Visa, Mastercard, and Coinbase Back New Stablecoin Network Open USD
Crypto · 2026
Photo · Diego Salazar for Daily Digest Invest
By Diego Salazar Crypto & Digital Assets Jun 30, 2026 4 min read

A consortium of major financial and crypto firms, including Visa, Mastercard, and Coinbase, has thrown its weight behind a new stablecoin network called Open Standard. The group announced that its dollar-pegged token, Open USD, will launch later this year, with a twist: it will be free to mint and redeem, and the earnings from the reserves backing the token will be shared among partners.

What is Open Standard and Open USD?

Stablecoins are a type of cryptocurrency designed to maintain a stable value, typically by being backed one-to-one by traditional assets like U.S. dollars or short-term government debt. They are widely used in crypto trading and decentralized finance, but have yet to see broad adoption for everyday payments. Open Standard aims to change that by removing a key friction point: the cost and complexity of creating and cashing out stablecoins.

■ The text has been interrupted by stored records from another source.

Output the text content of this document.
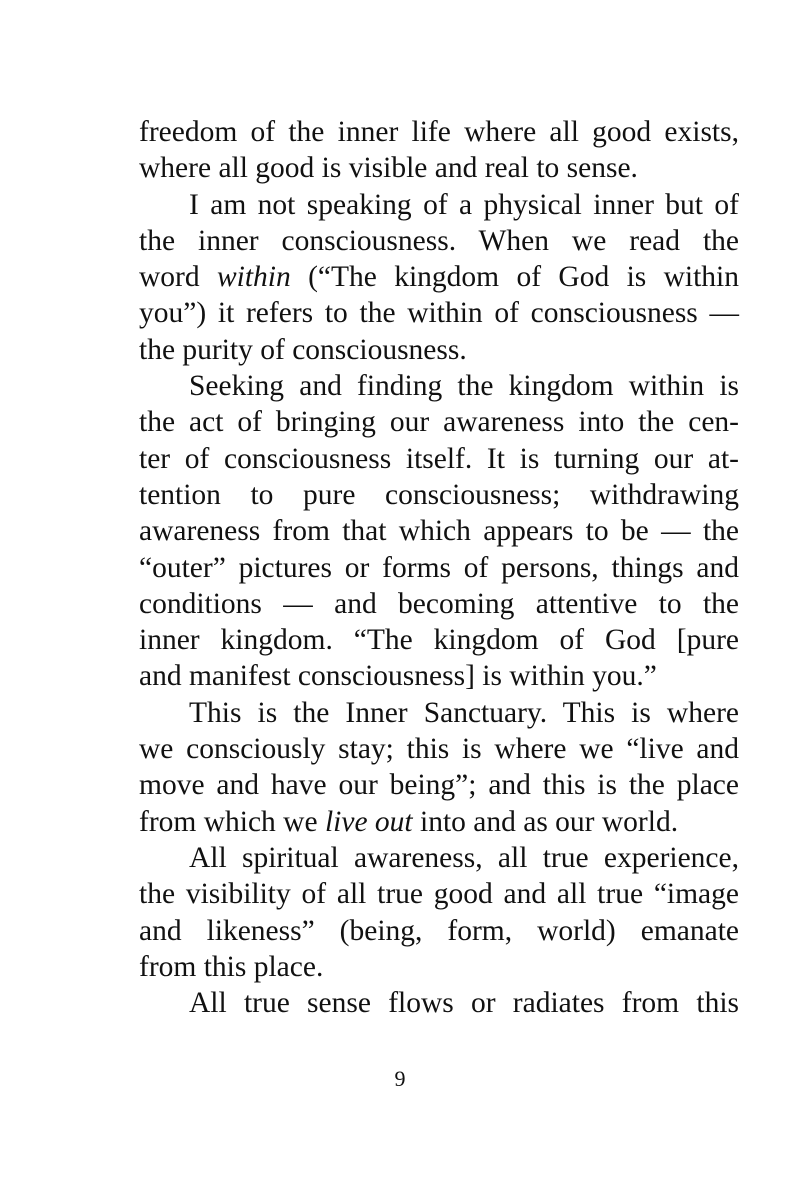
freedom of the inner life where all good exists,
where all good is visible and real to sense.
I am not speaking of a physical inner but of
the inner consciousness. When we read the
word within (“The kingdom of God is within
you”) it refers to the within of consciousness —
the purity of consciousness.
Seeking and finding the kingdom within is
the act of bringing our awareness into the cen-
ter of consciousness itself. It is turning our at-
tention to pure consciousness; withdrawing
awareness from that which appears to be — the
“outer” pictures or forms of persons, things and
conditions — and becoming attentive to the
inner kingdom. “The kingdom of God [pure
and manifest consciousness] is within you.”
This is the Inner Sanctuary. This is where
we consciously stay; this is where we “live and
move and have our being”; and this is the place
from which we live out into and as our world.
All spiritual awareness, all true experience,
the visibility of all true good and all true “image
and likeness” (being, form, world) emanate
from this place.
All true sense flows or radiates from this
9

Unlike many existing stablecoins, which charge fees for minting (creating new tokens) or redeeming (converting them back to fiat currency), Open USD will be free to mint and redeem with no volume limits. The consortium says this could make it more attractive for businesses and financial institutions to use the token for payments, remittances, and other transactions.

The bigger innovation, however, is how the reserves are managed. Typically, the issuer of a stablecoin keeps the interest earned on the underlying assets. Open Standard plans to share those earnings across its partner network, potentially creating a new revenue stream for participants. The exact split has not been disclosed, but the model could incentivize wider adoption.

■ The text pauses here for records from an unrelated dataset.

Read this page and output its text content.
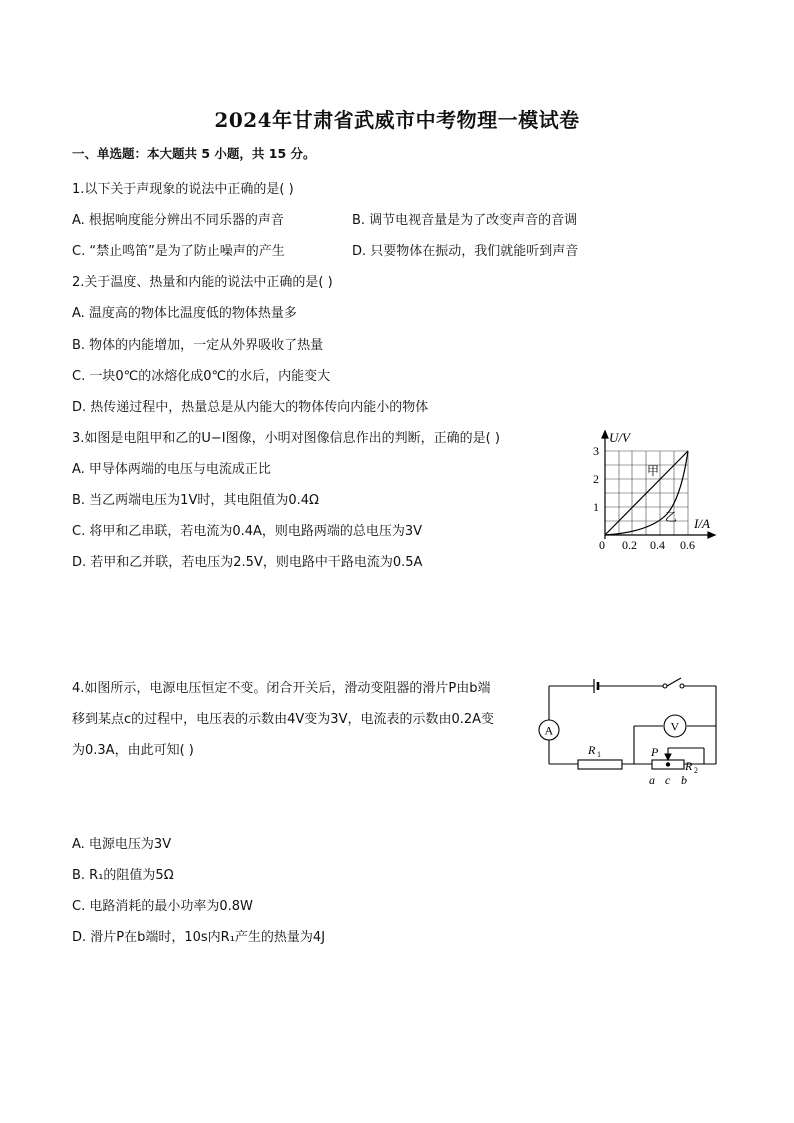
2024年甘肃省武威市中考物理一模试卷
一、单选题：本大题共 5 小题，共 15 分。
1.以下关于声现象的说法中正确的是( )
A. 根据响度能分辨出不同乐器的声音	B. 调节电视音量是为了改变声音的音调
C. “禁止鸣笛”是为了防止噪声的产生	D. 只要物体在振动，我们就能听到声音
2.关于温度、热量和内能的说法中正确的是( )
A. 温度高的物体比温度低的物体热量多
B. 物体的内能增加，一定从外界吸收了热量
C. 一块0℃的冰熔化成0℃的水后，内能变大
D. 热传递过程中，热量总是从内能大的物体传向内能小的物体
3.如图是电阻甲和乙的U−I图像，小明对图像信息作出的判断，正确的是( )
A. 甲导体两端的电压与电流成正比
B. 当乙两端电压为1V时，其电阻值为0.4Ω
C. 将甲和乙串联，若电流为0.4A，则电路两端的总电压为3V
D. 若甲和乙并联，若电压为2.5V，则电路中干路电流为0.5A
U/V
I/A
0
1
2
3
0.2 0.4 0.6
甲
乙
4.如图所示，电源电压恒定不变。闭合开关后，滑动变阻器的滑片P由b端
移到某点c的过程中，电压表的示数由4V变为3V，电流表的示数由0.2A变
为0.3A，由此可知( )
A. 电源电压为3V
B. R₁的阻值为5Ω
C. 电路消耗的最小功率为0.8W
D. 滑片P在b端时，10s内R₁产生的热量为4J
A	V
R 1	P
R 2
a c b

Why Visa, Mastercard, and Coinbase are involved

The involvement of Visa and Mastercard signals that traditional payments giants see stablecoins as a potential evolution of the payments infrastructure. Both companies have been experimenting with blockchain and crypto for years, but have been cautious about fully embracing decentralized tokens. By backing Open Standard, they are betting that a regulated, transparent stablecoin network could eventually handle a meaningful share of digital transactions.

Coinbase, one of the largest crypto exchanges, brings its deep experience in digital asset custody and trading. The exchange already offers its own stablecoin, USDC, through a joint venture with Circle, but Open USD appears to be a separate initiative. It remains to be seen how the two projects will coexist, but Coinbase's participation suggests it sees value in a more open, partner-driven stablecoin model.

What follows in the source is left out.